Jesus’ response is patient but pointed: “Have I been with you all this time, Philip, and you still do not know me? Whoever has seen me has seen the Father.” This is the heart of John’s revelation. At the beginning of the gospel, two disciples ask Jesus, “Rabbi, where do you live?” Jesus answers, “Come and see” (John 1:38-39. The paradox is now resolved. Where does Jesus live? He lives in the Father, and the Father lives in him. His “place” is not geographical. It is a relationship of total mutual indwelling. To see Jesus is to see the Father because Jesus has no existence apart from the Father. Every word is the Father’s word. Every touch is the Father’s touch.
This is why Jesus says, “I am the way, the truth, and the life. No one comes to the Father except through me.” He is not handing out exclusive passports. He is stating a fact about revelation. If you want to see the Father, look at the Son. There is no other way because the Father has chosen to be seen definitively in the face of Jesus Christ.

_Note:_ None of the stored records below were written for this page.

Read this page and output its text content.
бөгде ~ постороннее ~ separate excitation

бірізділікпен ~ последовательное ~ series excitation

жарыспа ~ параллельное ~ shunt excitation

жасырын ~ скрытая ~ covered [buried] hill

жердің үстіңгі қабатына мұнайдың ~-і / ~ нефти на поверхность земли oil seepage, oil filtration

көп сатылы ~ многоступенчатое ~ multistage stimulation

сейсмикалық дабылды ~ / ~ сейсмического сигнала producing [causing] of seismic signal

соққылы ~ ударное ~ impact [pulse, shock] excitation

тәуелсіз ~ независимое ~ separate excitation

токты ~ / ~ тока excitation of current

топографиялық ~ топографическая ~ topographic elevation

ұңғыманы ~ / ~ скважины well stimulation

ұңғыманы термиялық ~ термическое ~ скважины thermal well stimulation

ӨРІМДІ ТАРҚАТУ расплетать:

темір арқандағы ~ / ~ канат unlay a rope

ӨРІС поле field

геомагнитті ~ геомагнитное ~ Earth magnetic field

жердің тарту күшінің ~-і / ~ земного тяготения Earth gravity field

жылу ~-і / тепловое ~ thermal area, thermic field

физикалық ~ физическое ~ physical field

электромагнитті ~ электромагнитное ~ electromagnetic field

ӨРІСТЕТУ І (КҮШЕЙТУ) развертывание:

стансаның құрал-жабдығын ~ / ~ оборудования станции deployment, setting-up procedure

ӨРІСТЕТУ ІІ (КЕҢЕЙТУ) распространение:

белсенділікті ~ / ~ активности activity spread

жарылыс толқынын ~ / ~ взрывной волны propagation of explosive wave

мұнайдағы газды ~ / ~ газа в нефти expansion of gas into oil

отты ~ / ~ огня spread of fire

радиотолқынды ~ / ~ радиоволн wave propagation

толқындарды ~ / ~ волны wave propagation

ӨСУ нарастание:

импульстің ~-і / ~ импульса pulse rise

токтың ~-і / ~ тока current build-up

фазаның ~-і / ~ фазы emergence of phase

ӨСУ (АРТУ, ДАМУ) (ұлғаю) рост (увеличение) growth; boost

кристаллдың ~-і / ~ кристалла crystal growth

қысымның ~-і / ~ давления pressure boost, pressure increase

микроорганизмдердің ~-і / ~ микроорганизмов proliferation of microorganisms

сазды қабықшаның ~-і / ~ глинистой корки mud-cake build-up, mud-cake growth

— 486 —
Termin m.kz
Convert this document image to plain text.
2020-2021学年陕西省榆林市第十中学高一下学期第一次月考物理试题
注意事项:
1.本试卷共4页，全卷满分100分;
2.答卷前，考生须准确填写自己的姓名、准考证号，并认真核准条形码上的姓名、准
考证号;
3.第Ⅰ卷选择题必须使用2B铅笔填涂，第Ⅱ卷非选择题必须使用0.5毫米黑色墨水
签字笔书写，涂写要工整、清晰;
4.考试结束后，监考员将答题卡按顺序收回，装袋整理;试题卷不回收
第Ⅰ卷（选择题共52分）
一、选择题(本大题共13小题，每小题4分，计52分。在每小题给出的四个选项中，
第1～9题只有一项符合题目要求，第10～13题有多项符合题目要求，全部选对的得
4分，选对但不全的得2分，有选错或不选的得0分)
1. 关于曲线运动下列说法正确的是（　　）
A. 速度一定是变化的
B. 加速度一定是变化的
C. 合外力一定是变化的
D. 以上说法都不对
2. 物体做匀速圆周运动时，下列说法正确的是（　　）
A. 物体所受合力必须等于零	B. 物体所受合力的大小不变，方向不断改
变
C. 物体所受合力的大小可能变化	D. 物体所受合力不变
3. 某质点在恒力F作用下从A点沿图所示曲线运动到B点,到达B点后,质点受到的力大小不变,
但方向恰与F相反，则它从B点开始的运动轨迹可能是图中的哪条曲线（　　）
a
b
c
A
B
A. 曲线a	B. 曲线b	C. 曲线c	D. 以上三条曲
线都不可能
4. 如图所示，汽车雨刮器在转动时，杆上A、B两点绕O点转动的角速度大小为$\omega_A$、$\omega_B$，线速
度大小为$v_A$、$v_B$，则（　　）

Then comes the puzzling verse: “Whoever believes in me will do the works I do, and greater works than these will he do, because I am going to the Father.” Greater works? What is greater than raising the dead? The answer lies in the mission they never understood. Jesus alone healed people of one village at a time. He preached to one crowd at a time. But when he returns to the Father, he sends the Holy Spirit into the community. Now the Church becomes his extended body. Now a grandmother forgiving a wayward grandson does the work of Jesus. Now a nurse holding a dying stranger’s hand does the work of Jesus. Now a community organizing for clean water does the work of Jesus. The “greater works” are not more spectacular miracles. They are the multiplication of Jesus’ presence across time, space, and culture. The mission of showing the Father now passes from the incarnate Son to the Spirit-filled community.
This passage speaks directly to our fears. Like the disciples, we attach ourselves to projects Jesus never promised. We want success, security, recognition. We want a GPS for our careers, a roadmap for our children, a detailed itinerary for our retirement. When Jesus seems to “leave” by letting our dreams crumble, our hearts become troubled. We ask with Thomas, “Where are you going?” We ask with Philip, “Show us something spectacular.”
Jesus answers as he answered them: “Do not let your hearts be troubled.” The antidote to fear is not certainty. It is trust in a person. And that person is not a political liberator, not a GPS, not a miracle worker on demand. That person is the Son who lives in the Father and invites us to live there too. The “many rooms” in the Father’s house are not hotel suites for the afterlife. They are spaces of intimacy available to anyone who enters the relationship Jesus has with the Father. To live in the Father’s house is to live as Jesus lived: showing the Father by every word and every deed.
When your heart is troubled—by bad news, broken relationships, collapsed plans—remember what the disciples forgot. Jesus did not come to give you a kingdom on your terms. He came to show you the Father. And the Father is not a distant monarch. The Father is the one who so loved the world that he sent the Son. And the Son says to you: “Believe in God; believe also in me. I am the way, the truth, and the life.” Not a map. Not a vision. A person. And that person is enough. Amen.